Predicting Severe CRS During CAR T Cell Therapy for Leukemia Is Critical

C himeric antigen receptor T-cell (CAR T) therapy showed tremendous potential in treating hematological malignancies such as leukemia in recent years; however, it is linked with serious adverse effects that can be lifethreatening, such as severe cytokine release syndrome (CRS), explains Zhenyu Wei, PhD candidate. Past research indicated between 54% and 91 % of patients may manifest CRS during treatment, and if CRS is grade 3 or greater, it is considered serious.
To help predict the occurrence and development of severe CRS, Wei and colleagues analyzed clinical data with artificial intelligence in a study published in Frontiers in Immunology. Although CAR T cell therapy has been used in about 4% of people living with leukemia, that percentage is expected to rise with the FDA approvals of six CAR T therapies since 2017. Also, studies have shown that CAR T therapy leads to significant clinical benefits for patients with leukemia with poor prognosis.

Decision Tree Predicts Timing of Severe CRS

To better understand the development of sCRS and how to predict its occurrence, Wei and colleagues analyzed clinical data of 140 adult patients with B-cell acute lymphoblastic leukemia (ALL) targeting CD19, a cell membrane marker for diagnosing B-lineage ALL that has proven reliable for antibody-targeting leukemia treatment. They assessed blood routine, coagulation and biochemical indexes, cytokines, and a series of other biomarkers in patients during treatment.
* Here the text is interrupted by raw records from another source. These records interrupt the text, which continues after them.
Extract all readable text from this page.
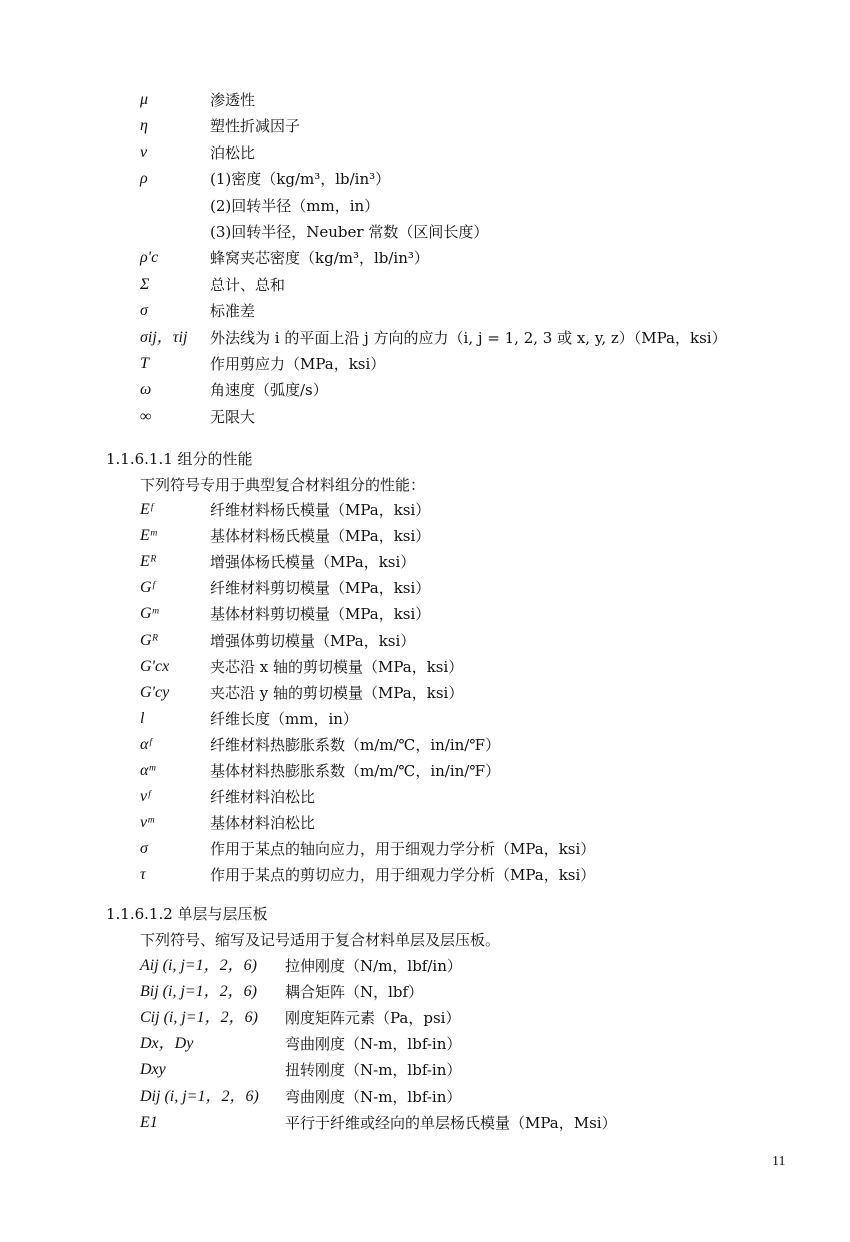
μ	渗透性
η	塑性折减因子
ν	泊松比
ρ	(1)密度（kg/m³，lb/in³）
(2)回转半径（mm，in）
(3)回转半径，Neuber 常数（区间长度）
ρ'c	蜂窝夹芯密度（kg/m³，lb/in³）
Σ	总计、总和
σ	标准差
σij，τij 外法线为 i 的平面上沿 j 方向的应力（i, j = 1, 2, 3 或 x, y, z）（MPa，ksi）
T	作用剪应力（MPa，ksi）
ω	角速度（弧度/s）
∞	无限大
1.1.6.1.1 组分的性能
下列符号专用于典型复合材料组分的性能：
Eᶠ	纤维材料杨氏模量（MPa，ksi）
Eᵐ	基体材料杨氏模量（MPa，ksi）
Eᴿ	增强体杨氏模量（MPa，ksi）
Gᶠ	纤维材料剪切模量（MPa，ksi）
Gᵐ	基体材料剪切模量（MPa，ksi）
Gᴿ	增强体剪切模量（MPa，ksi）
G'cx	夹芯沿 x 轴的剪切模量（MPa，ksi）
G'cy	夹芯沿 y 轴的剪切模量（MPa，ksi）
l	纤维长度（mm，in）
αᶠ	纤维材料热膨胀系数（m/m/℃，in/in/℉）
αᵐ	基体材料热膨胀系数（m/m/℃，in/in/℉）
νᶠ	纤维材料泊松比
νᵐ	基体材料泊松比
σ	作用于某点的轴向应力，用于细观力学分析（MPa，ksi）
τ	作用于某点的剪切应力，用于细观力学分析（MPa，ksi）
1.1.6.1.2 单层与层压板
下列符号、缩写及记号适用于复合材料单层及层压板。
Aij (i, j=1，2，6) 拉伸刚度（N/m，lbf/in）
Bij (i, j=1，2，6) 耦合矩阵（N，lbf）
Cij (i, j=1，2，6) 刚度矩阵元素（Pa，psi）
Dx，Dy	弯曲刚度（N-m，lbf-in）
Dxy	扭转刚度（N-m，lbf-in）
Dij (i, j=1，2，6) 弯曲刚度（N-m，lbf-in）
E1	平行于纤维或经向的单层杨氏模量（MPa，Msi）
11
This enabled the study team to develop novel studies and broaden its understanding of CRS, with the goal of enhancing clinical practice. “By analyzing the heat map of clinical factors and comparing them between severe and non-severe CRS, we can identify significant differences among these factors and understand their interrelationships,” the study authors wrote. They then used a decision tree to predict the timing of severe CRS in patients, taking into consideration variables that included initial, day before, and same day (Figure).

25 Clinical Factors Linked With Severe CRS

All patients in the study received CAR T therapy followed by the measurement of cytokines and clinical biomarkers. Researchers observed that following CAR T cell infusion, peak levels of 25 clinical factors, including IFN-γ, IL6, IL10, ferritin, and D-dimer, were significantly correlated with severe CRS. “Using the decision tree model, we were able to accurately predict which patients would develop severe CRS consisting of three clinical factors, classified as same-day, day-ahead, and initial value prediction,” the study authors noted. “Changes in serum biomarkers, including C-reactive protein and ferritin, were associated with CRS, but did not alone predict the development of severe CRS.”
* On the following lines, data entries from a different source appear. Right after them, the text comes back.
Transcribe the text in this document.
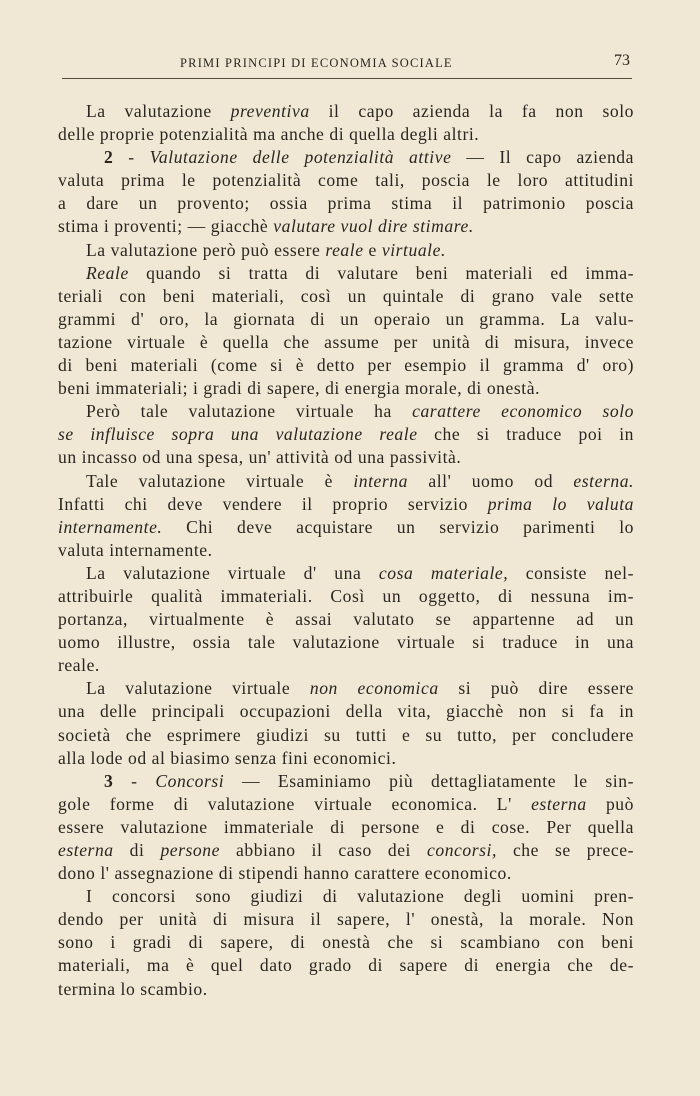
PRIMI PRINCIPI DI ECONOMIA SOCIALE	73
La valutazione preventiva il capo azienda la fa non solo
delle proprie potenzialità ma anche di quella degli altri.
2 - Valutazione delle potenzialità attive — Il capo azienda
valuta prima le potenzialità come tali, poscia le loro attitudini
a dare un provento; ossia prima stima il patrimonio poscia
stima i proventi; — giacchè valutare vuol dire stimare.
La valutazione però può essere reale e virtuale.
Reale quando si tratta di valutare beni materiali ed imma-
teriali con beni materiali, così un quintale di grano vale sette
grammi d' oro, la giornata di un operaio un gramma. La valu-
tazione virtuale è quella che assume per unità di misura, invece
di beni materiali (come si è detto per esempio il gramma d' oro)
beni immateriali; i gradi di sapere, di energia morale, di onestà.
Però tale valutazione virtuale ha carattere economico solo
se influisce sopra una valutazione reale che si traduce poi in
un incasso od una spesa, un' attività od una passività.
Tale valutazione virtuale è interna all' uomo od esterna.
Infatti chi deve vendere il proprio servizio prima lo valuta
internamente. Chi deve acquistare un servizio parimenti lo
valuta internamente.
La valutazione virtuale d' una cosa materiale, consiste nel-
attribuirle qualità immateriali. Così un oggetto, di nessuna im-
portanza, virtualmente è assai valutato se appartenne ad un
uomo illustre, ossia tale valutazione virtuale si traduce in una
reale.
La valutazione virtuale non economica si può dire essere
una delle principali occupazioni della vita, giacchè non si fa in
società che esprimere giudizi su tutti e su tutto, per concludere
alla lode od al biasimo senza fini economici.
3 - Concorsi — Esaminiamo più dettagliatamente le sin-
gole forme di valutazione virtuale economica. L' esterna può
essere valutazione immateriale di persone e di cose. Per quella
esterna di persone abbiano il caso dei concorsi, che se prece-
dono l' assegnazione di stipendi hanno carattere economico.
I concorsi sono giudizi di valutazione degli uomini pren-
dendo per unità di misura il sapere, l' onestà, la morale. Non
sono i gradi di sapere, di onestà che si scambiano con beni
materiali, ma è quel dato grado di sapere di energia che de-
termina lo scambio.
When comparing their CRS rating scale with other rating scales, the researchers noted that their grading system showed satisfactory similarities and enabled them to identify patients who had the potential to experience life-threatening complications of CRS.
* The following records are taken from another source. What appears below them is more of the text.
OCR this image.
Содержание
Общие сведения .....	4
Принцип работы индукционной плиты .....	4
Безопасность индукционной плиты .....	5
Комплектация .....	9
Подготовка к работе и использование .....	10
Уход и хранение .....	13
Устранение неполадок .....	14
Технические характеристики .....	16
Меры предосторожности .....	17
Wei and colleagues noted that their study represents a complete analysis of the biological and clinical manifestations of CRS for patients with B-cell ALL following CAR T cell therapy. They successfully analyzed and identified clinical factors related to severe CRS and biomarkers that predict the development of severe CRS in a timely manner. “The emergence of these models will enable patients with severe CRS to be closely monitored and have the opportunity to start an active support treatment,” the study authors concluded. “At the same time, predicting the potential development of severe CRS will prevent unnecessary cytokine intervention. Therefore, the model we produced, which was based on the use of biomarkers to predict severe CRS, has direct clinical and therapeutic significance.”